When humans and artificial intelligence face off in a game, like chess or Go, it’s typically a one-against-one affair. Each player, human or AI, just has to outsmart a single opponent on a board that only changes when the players make a move.
OpenAI is announcing today (June 25) that its newest AI bots can hold their own as a team of five against human gamers at Dota 2, a multiplayer game popular in e-sports for its complexity and necessity for teamwork. The AI research lab is looking to take the bots to Dota 2 championship matches in August to compete against the pros.
Dota 2 is a challenging game for AI to master simply because of the amount of decisions that the players have to juggle. While chess can end in fewer than 40 moves, and Go fewer than 150, OpenAI’s Dota 2 bots make 20,000 moves over the course of a 45 minute game. While OpenAI showed last year that the bots could go one on one against a human professional in a curated snippet of the game, the company wasn’t entirely sure that they could scale up to five against five.

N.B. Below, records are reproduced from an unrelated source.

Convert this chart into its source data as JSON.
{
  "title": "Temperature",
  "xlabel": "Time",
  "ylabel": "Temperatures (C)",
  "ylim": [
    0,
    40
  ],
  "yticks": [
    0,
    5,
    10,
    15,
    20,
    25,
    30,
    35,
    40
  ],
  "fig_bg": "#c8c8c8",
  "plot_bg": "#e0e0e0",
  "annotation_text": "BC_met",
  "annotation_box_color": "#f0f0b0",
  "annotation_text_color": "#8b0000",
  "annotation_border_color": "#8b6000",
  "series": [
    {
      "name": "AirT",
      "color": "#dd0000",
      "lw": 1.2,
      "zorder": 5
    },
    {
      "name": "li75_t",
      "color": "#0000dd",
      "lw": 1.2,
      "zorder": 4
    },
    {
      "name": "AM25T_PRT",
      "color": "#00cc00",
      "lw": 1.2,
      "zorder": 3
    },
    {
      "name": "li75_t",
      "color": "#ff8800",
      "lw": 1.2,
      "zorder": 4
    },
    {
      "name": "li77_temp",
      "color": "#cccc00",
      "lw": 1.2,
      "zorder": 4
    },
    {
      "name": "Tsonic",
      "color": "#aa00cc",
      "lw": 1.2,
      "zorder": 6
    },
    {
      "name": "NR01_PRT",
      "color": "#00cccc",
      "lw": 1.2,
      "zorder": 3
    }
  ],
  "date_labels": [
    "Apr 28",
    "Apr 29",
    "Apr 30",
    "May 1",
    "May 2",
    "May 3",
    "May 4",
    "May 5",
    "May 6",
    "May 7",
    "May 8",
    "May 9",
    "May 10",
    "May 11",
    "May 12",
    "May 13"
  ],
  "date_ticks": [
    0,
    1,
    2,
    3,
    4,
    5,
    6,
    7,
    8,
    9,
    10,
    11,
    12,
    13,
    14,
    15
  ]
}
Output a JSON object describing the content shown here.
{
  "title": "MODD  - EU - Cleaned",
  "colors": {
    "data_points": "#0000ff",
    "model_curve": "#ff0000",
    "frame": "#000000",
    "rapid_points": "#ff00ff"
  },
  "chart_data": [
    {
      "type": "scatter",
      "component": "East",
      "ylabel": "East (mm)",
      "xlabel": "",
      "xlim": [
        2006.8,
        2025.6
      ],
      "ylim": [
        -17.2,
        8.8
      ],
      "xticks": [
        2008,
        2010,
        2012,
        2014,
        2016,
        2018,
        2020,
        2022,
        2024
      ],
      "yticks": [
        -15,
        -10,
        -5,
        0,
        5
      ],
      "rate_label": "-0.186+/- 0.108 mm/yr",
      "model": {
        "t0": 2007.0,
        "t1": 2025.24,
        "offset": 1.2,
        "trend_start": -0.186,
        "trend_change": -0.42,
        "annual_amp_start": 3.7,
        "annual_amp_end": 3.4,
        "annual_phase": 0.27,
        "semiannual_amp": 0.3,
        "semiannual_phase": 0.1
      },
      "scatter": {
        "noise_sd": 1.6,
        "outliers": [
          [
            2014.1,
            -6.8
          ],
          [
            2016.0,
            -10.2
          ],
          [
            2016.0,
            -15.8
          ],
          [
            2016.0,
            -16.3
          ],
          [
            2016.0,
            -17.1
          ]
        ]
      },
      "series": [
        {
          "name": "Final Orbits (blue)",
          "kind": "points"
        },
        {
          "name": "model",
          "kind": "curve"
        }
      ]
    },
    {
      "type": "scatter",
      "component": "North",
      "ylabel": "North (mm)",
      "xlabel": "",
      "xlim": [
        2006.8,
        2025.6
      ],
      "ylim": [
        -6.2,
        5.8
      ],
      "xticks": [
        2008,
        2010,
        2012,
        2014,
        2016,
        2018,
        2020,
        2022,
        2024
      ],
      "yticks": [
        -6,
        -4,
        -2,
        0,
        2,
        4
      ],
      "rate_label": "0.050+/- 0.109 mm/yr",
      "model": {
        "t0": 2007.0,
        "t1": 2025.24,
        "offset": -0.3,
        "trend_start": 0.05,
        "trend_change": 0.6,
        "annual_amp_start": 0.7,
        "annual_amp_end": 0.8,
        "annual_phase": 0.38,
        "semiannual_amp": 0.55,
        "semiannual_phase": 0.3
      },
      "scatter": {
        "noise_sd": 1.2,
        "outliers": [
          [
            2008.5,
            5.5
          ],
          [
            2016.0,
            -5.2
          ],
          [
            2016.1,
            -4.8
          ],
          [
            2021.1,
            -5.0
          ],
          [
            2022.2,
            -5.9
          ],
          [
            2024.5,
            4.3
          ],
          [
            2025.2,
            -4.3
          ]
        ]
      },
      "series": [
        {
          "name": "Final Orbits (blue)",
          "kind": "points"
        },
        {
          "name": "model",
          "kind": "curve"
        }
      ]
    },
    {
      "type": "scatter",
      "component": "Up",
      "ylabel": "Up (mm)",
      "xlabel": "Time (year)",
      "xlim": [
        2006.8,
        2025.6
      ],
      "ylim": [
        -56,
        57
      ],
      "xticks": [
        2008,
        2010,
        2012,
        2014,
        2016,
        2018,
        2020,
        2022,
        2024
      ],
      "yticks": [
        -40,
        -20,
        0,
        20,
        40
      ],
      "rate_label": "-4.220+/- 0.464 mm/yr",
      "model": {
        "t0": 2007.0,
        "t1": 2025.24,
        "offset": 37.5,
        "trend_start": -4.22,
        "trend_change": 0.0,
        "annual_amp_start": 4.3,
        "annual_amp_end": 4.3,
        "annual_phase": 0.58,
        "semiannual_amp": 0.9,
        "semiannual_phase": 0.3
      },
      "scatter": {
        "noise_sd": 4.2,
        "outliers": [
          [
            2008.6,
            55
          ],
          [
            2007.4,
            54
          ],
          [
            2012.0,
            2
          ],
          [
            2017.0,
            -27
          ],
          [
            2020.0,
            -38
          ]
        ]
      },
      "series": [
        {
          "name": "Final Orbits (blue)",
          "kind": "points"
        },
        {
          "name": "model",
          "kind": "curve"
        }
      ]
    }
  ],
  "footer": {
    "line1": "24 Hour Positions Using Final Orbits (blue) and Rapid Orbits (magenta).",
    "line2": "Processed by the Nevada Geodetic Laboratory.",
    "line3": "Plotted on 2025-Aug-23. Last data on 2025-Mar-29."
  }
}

But the research team doesn’t credit this breakthrough to a new technique or a lightbulb moment, rather a simple idea.
“As long as the AI can explore, it will learn, given enough time,” Greg Brockman, OpenAI’s chief technology officer, told Quartz.
The bots learn from self-play, meaning two bots playing each other and learning from each side’s successes and failures. By using a huge stack of 256 graphics processing units (GPUs) with 128,000 processing cores, the researchers were able to speed up the AI’s gameplay so that they learned from the equivalent of 180 years of gameplay for every day it trained. One version of the bots were trained for four weeks, meaning they played more than 5,000 years of the game.
“We just kept waiting for the magic to run out. We kept waiting to hit a wall, and we never seemed to hit a wall,” Brockman said, referring to seeing diminishing returns on training with more computing power.
OpenAI invests a lot of time in perfecting a form of AI called reinforcement learning, where a bot is given agency to make choices, and is later told if those choices resulted in a good or bad outcome. In OpenAI’s research, the bot’s behavior is completely random at first, and then is reined in based on the behaviors that helped it reach the ultimate goal. For a robot learning to stack blocks, the good outcome might be a group of properly stacked blocks. In the case of OpenAI’s Dota bot, it’s winning the game.
In a match, the OpenAI team initially gives each bot a mandate to do as well as it can on its own, meaning that the bots learned to act selfishly and steal kills from each other. But by turning up a simple metric, a weighted average of the team’s success, the bots soon begin to work together and execute team attacks quicker than humanly possible. The metric was dubbed by OpenAI as “team spirit.”
“They start caring more about team fighting, and saving one another, and working together in these skirmishes in order to make larger advances towards the group goal,” says Brooke Chan, an engineer at OpenAI.
Right now, the bots are restricted to playing certain characters, can’t use certain items like wards that allow players to see more of the map or anything that grants invisibility, or summon other units to help them fight with spells. OpenAI hopes to lift those restrictions by the competition in August.